By Staff Sgt. Tara R. Abrahams
/ Published January 30, 2020
Lt. Col. Todd Riddle educates pre- and post- deployers and their loved ones about stress Jan. 25 at an Air Force Reserve Yellow Ribbon Reintegration Program event in Orange County, California. Riddle, Secretary of Defense Executive Fellow to Qualcomm Technologies in San Diego, California, has more than 21 years of military service and deployed on five combat tours during his career. (U.S. Air Force photo by Staff Sgt. Tara R. Abrahams)
Lt. Col. Todd Riddle speak to Airmen and their loved ones Jan. 25 at an Air Force Reserve Yellow Ribbon Reintegration Program event in Orange County, California. Riddle, Secretary of Defense Executive Fellow to Qualcomm Technologies in San Diego, California, was the keynote speaker for the event. (U.S. Air Force photo by Staff Sgt. Tara R. Abrahams)
Lt. Col. Todd Riddle, an A-10 Thunderbolt II pilot with more than 21 years of military service and five combat tours, is no stranger to deployment and the stress it brings. He broke away from his position as a Secretary of Defense executive fellow with Qualcomm Technologies in San Diego to help prepare fellow Airmen and their loved ones on the challenges deployment can bring.
Riddle educated pre- and post-deployers and their loved ones on the topic Jan. 25 at an Air Force Reserve Yellow Ribbon Reintegration Program event Jan. 25 in Orange County, California. The former squadron commander led several breakout sessions and served as keynote speaker for Yellow Ribbon, which promotes the well-being of reservists and those closest to them by connecting them with resources before and after deployments.
“Each deployment is unique and takes on its own characteristics,” Riddle said.
He explained how stress affects well-being and gave strategies and techniques to address it. He defined it as the response we have when life challenges seem greater than our ability to handle. Deployment, whether an Airman’s first time or not, is often one of those times, he said.
Over the years, he has deployed leaving behind young children to teenagers, but every trip brought on different stressors, he said.
Family was a common concern among the attendees. Participants mentioned having deployed before being married or becoming a parent, but now are being faced with leaving their spouses and children behind for several months. First-time deployers mentioned having similar feelings.
“I’m worried because my kids are never without me,” said a pre-deployer preparing for her first overseas tour this summer.

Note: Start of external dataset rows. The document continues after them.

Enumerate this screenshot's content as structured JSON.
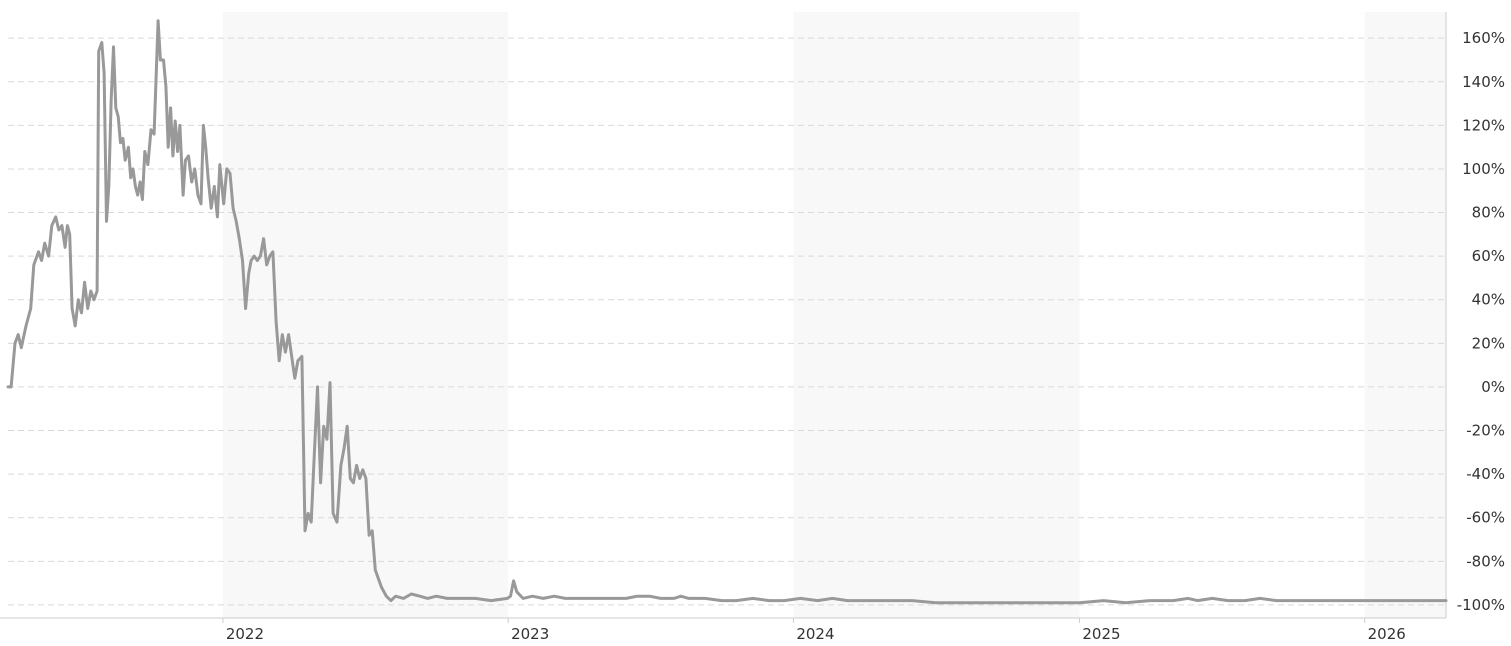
{
  "chart_data": {
    "type": "line",
    "title": "",
    "xlabel": "",
    "ylabel": "",
    "x_tick_labels": [
      "2022",
      "2023",
      "2024",
      "2025",
      "2026"
    ],
    "y_tick_labels": [
      "160%",
      "140%",
      "120%",
      "100%",
      "80%",
      "60%",
      "40%",
      "20%",
      "0%",
      "-20%",
      "-40%",
      "-60%",
      "-80%",
      "-100%"
    ],
    "y_ticks": [
      160,
      140,
      120,
      100,
      80,
      60,
      40,
      20,
      0,
      -20,
      -40,
      -60,
      -80,
      -100
    ],
    "ylim": [
      -106,
      172
    ],
    "xlim": [
      "2021-04-01",
      "2026-04-15"
    ],
    "grid": true,
    "shaded_year_bands": [
      [
        "2022-01-01",
        "2023-01-01"
      ],
      [
        "2024-01-01",
        "2025-01-01"
      ],
      [
        "2026-01-01",
        "2026-04-15"
      ]
    ],
    "colors": {
      "line": "#999999",
      "band": "#f8f8f8",
      "grid": "#d9d9d9",
      "axis": "#cccccc",
      "text": "#333333"
    },
    "series": [
      {
        "name": "",
        "points": [
          [
            "2021-04-01",
            0
          ],
          [
            "2021-04-05",
            0
          ],
          [
            "2021-04-10",
            20
          ],
          [
            "2021-04-14",
            24
          ],
          [
            "2021-04-18",
            18
          ],
          [
            "2021-04-24",
            28
          ],
          [
            "2021-04-30",
            36
          ],
          [
            "2021-05-04",
            56
          ],
          [
            "2021-05-10",
            62
          ],
          [
            "2021-05-14",
            58
          ],
          [
            "2021-05-18",
            66
          ],
          [
            "2021-05-23",
            60
          ],
          [
            "2021-05-27",
            74
          ],
          [
            "2021-06-01",
            78
          ],
          [
            "2021-06-05",
            72
          ],
          [
            "2021-06-09",
            74
          ],
          [
            "2021-06-13",
            64
          ],
          [
            "2021-06-16",
            74
          ],
          [
            "2021-06-19",
            70
          ],
          [
            "2021-06-22",
            36
          ],
          [
            "2021-06-26",
            28
          ],
          [
            "2021-06-30",
            40
          ],
          [
            "2021-07-04",
            34
          ],
          [
            "2021-07-08",
            48
          ],
          [
            "2021-07-12",
            36
          ],
          [
            "2021-07-16",
            44
          ],
          [
            "2021-07-20",
            40
          ],
          [
            "2021-07-24",
            44
          ],
          [
            "2021-07-26",
            154
          ],
          [
            "2021-07-30",
            158
          ],
          [
            "2021-08-02",
            144
          ],
          [
            "2021-08-05",
            76
          ],
          [
            "2021-08-08",
            92
          ],
          [
            "2021-08-11",
            132
          ],
          [
            "2021-08-14",
            156
          ],
          [
            "2021-08-17",
            128
          ],
          [
            "2021-08-20",
            124
          ],
          [
            "2021-08-23",
            112
          ],
          [
            "2021-08-26",
            114
          ],
          [
            "2021-08-29",
            104
          ],
          [
            "2021-09-02",
            110
          ],
          [
            "2021-09-05",
            96
          ],
          [
            "2021-09-08",
            100
          ],
          [
            "2021-09-11",
            92
          ],
          [
            "2021-09-14",
            88
          ],
          [
            "2021-09-17",
            94
          ],
          [
            "2021-09-20",
            86
          ],
          [
            "2021-09-23",
            108
          ],
          [
            "2021-09-27",
            102
          ],
          [
            "2021-10-01",
            118
          ],
          [
            "2021-10-05",
            116
          ],
          [
            "2021-10-10",
            168
          ],
          [
            "2021-10-13",
            150
          ],
          [
            "2021-10-17",
            150
          ],
          [
            "2021-10-20",
            138
          ],
          [
            "2021-10-23",
            110
          ],
          [
            "2021-10-26",
            128
          ],
          [
            "2021-10-29",
            106
          ],
          [
            "2021-11-01",
            122
          ],
          [
            "2021-11-04",
            108
          ],
          [
            "2021-11-07",
            120
          ],
          [
            "2021-11-11",
            88
          ],
          [
            "2021-11-14",
            104
          ],
          [
            "2021-11-18",
            106
          ],
          [
            "2021-11-22",
            94
          ],
          [
            "2021-11-26",
            100
          ],
          [
            "2021-11-30",
            88
          ],
          [
            "2021-12-04",
            84
          ],
          [
            "2021-12-07",
            120
          ],
          [
            "2021-12-10",
            110
          ],
          [
            "2021-12-13",
            96
          ],
          [
            "2021-12-17",
            82
          ],
          [
            "2021-12-21",
            92
          ],
          [
            "2021-12-25",
            78
          ],
          [
            "2021-12-28",
            102
          ],
          [
            "2022-01-02",
            84
          ],
          [
            "2022-01-06",
            100
          ],
          [
            "2022-01-10",
            98
          ],
          [
            "2022-01-14",
            82
          ],
          [
            "2022-01-18",
            76
          ],
          [
            "2022-01-22",
            68
          ],
          [
            "2022-01-26",
            58
          ],
          [
            "2022-01-30",
            36
          ],
          [
            "2022-02-03",
            52
          ],
          [
            "2022-02-06",
            58
          ],
          [
            "2022-02-10",
            60
          ],
          [
            "2022-02-14",
            58
          ],
          [
            "2022-02-18",
            60
          ],
          [
            "2022-02-22",
            68
          ],
          [
            "2022-02-26",
            56
          ],
          [
            "2022-03-02",
            60
          ],
          [
            "2022-03-06",
            62
          ],
          [
            "2022-03-10",
            30
          ],
          [
            "2022-03-14",
            12
          ],
          [
            "2022-03-18",
            24
          ],
          [
            "2022-03-22",
            16
          ],
          [
            "2022-03-26",
            24
          ],
          [
            "2022-03-30",
            14
          ],
          [
            "2022-04-03",
            4
          ],
          [
            "2022-04-07",
            12
          ],
          [
            "2022-04-12",
            14
          ],
          [
            "2022-04-16",
            -66
          ],
          [
            "2022-04-20",
            -58
          ],
          [
            "2022-04-24",
            -62
          ],
          [
            "2022-04-28",
            -30
          ],
          [
            "2022-05-02",
            0
          ],
          [
            "2022-05-06",
            -44
          ],
          [
            "2022-05-10",
            -18
          ],
          [
            "2022-05-14",
            -24
          ],
          [
            "2022-05-18",
            2
          ],
          [
            "2022-05-22",
            -58
          ],
          [
            "2022-05-27",
            -62
          ],
          [
            "2022-06-01",
            -36
          ],
          [
            "2022-06-05",
            -28
          ],
          [
            "2022-06-09",
            -18
          ],
          [
            "2022-06-13",
            -42
          ],
          [
            "2022-06-17",
            -44
          ],
          [
            "2022-06-21",
            -36
          ],
          [
            "2022-06-25",
            -42
          ],
          [
            "2022-06-29",
            -38
          ],
          [
            "2022-07-03",
            -42
          ],
          [
            "2022-07-07",
            -68
          ],
          [
            "2022-07-11",
            -66
          ],
          [
            "2022-07-15",
            -84
          ],
          [
            "2022-07-19",
            -88
          ],
          [
            "2022-07-23",
            -92
          ],
          [
            "2022-07-29",
            -96
          ],
          [
            "2022-08-04",
            -98
          ],
          [
            "2022-08-10",
            -96
          ],
          [
            "2022-08-20",
            -97
          ],
          [
            "2022-08-30",
            -95
          ],
          [
            "2022-09-10",
            -96
          ],
          [
            "2022-09-20",
            -97
          ],
          [
            "2022-10-01",
            -96
          ],
          [
            "2022-10-15",
            -97
          ],
          [
            "2022-11-01",
            -97
          ],
          [
            "2022-11-20",
            -97
          ],
          [
            "2022-12-10",
            -98
          ],
          [
            "2022-12-31",
            -97
          ],
          [
            "2023-01-04",
            -96
          ],
          [
            "2023-01-08",
            -89
          ],
          [
            "2023-01-12",
            -94
          ],
          [
            "2023-01-20",
            -97
          ],
          [
            "2023-02-01",
            -96
          ],
          [
            "2023-02-15",
            -97
          ],
          [
            "2023-03-01",
            -96
          ],
          [
            "2023-03-15",
            -97
          ],
          [
            "2023-04-01",
            -97
          ],
          [
            "2023-04-20",
            -97
          ],
          [
            "2023-05-10",
            -97
          ],
          [
            "2023-06-01",
            -97
          ],
          [
            "2023-06-15",
            -96
          ],
          [
            "2023-07-01",
            -96
          ],
          [
            "2023-07-15",
            -97
          ],
          [
            "2023-08-01",
            -97
          ],
          [
            "2023-08-10",
            -96
          ],
          [
            "2023-08-20",
            -97
          ],
          [
            "2023-09-10",
            -97
          ],
          [
            "2023-10-01",
            -98
          ],
          [
            "2023-10-20",
            -98
          ],
          [
            "2023-11-10",
            -97
          ],
          [
            "2023-12-01",
            -98
          ],
          [
            "2023-12-20",
            -98
          ],
          [
            "2024-01-10",
            -97
          ],
          [
            "2024-02-01",
            -98
          ],
          [
            "2024-02-20",
            -97
          ],
          [
            "2024-03-10",
            -98
          ],
          [
            "2024-04-01",
            -98
          ],
          [
            "2024-05-01",
            -98
          ],
          [
            "2024-06-01",
            -98
          ],
          [
            "2024-07-01",
            -99
          ],
          [
            "2024-08-01",
            -99
          ],
          [
            "2024-09-01",
            -99
          ],
          [
            "2024-10-01",
            -99
          ],
          [
            "2024-11-01",
            -99
          ],
          [
            "2024-12-01",
            -99
          ],
          [
            "2025-01-01",
            -99
          ],
          [
            "2025-02-01",
            -98
          ],
          [
            "2025-03-01",
            -99
          ],
          [
            "2025-04-01",
            -98
          ],
          [
            "2025-05-01",
            -98
          ],
          [
            "2025-05-20",
            -97
          ],
          [
            "2025-06-01",
            -98
          ],
          [
            "2025-06-20",
            -97
          ],
          [
            "2025-07-10",
            -98
          ],
          [
            "2025-08-01",
            -98
          ],
          [
            "2025-08-20",
            -97
          ],
          [
            "2025-09-10",
            -98
          ],
          [
            "2025-10-01",
            -98
          ],
          [
            "2025-10-20",
            -98
          ],
          [
            "2025-11-10",
            -98
          ],
          [
            "2025-12-01",
            -98
          ],
          [
            "2025-12-20",
            -98
          ],
          [
            "2026-01-10",
            -98
          ],
          [
            "2026-02-01",
            -98
          ],
          [
            "2026-02-20",
            -98
          ],
          [
            "2026-03-10",
            -98
          ],
          [
            "2026-04-01",
            -98
          ],
          [
            "2026-04-15",
            -98
          ]
        ]
      }
    ]
  }
}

If stress isn’t handled, it may lead to feelings of burnout or more severe consequences, said Riddle, who provided the men and women tools to handle stress as it comes. He suggested keeping a log of stressful thoughts to help one stay aware of feelings before they become too overwhelming.
Staff Sgt. Brandi Harris, an air transportation specialist at Tinker Air Force Base, Oklahoma, said she found the information motivating, helpful and informative.
“It connected the dots to behavior,” she said. “It taught me how to catch what we’re feeling as it comes.”
Once stress is recognized, Riddle said, the next step is to address it. The information he shared gave the audience a variety of techniques to combat stress because everybody responds to stress differently.
“Something that may not be stressful to you could terrify someone else,” he said. “Our stress management depends a great deal on our personality.”
Riddle provided Airmen a variety of techniques to help relieve the pressure. He gave attendees a list of stress-busting strategies including limiting worry to a specific time of day, breathing strategies and keeping journals.
“Journaling can bring coherence to what seems messy,” he said.
A few deployers participating in Yellow Ribbon agreed that this technique had been helpful in the past and others said it would likely help them as well.
Yellow Ribbon began in 2008 following a congressional mandate for the Department of Defense to assist reservists and National Guard members in maintaining resiliency as they transition between their military and civilian roles. Each year, the Air Force Reserve program trains more than 7,000 reservists and those closest to them in education benefits, health care, retirement information and other topics.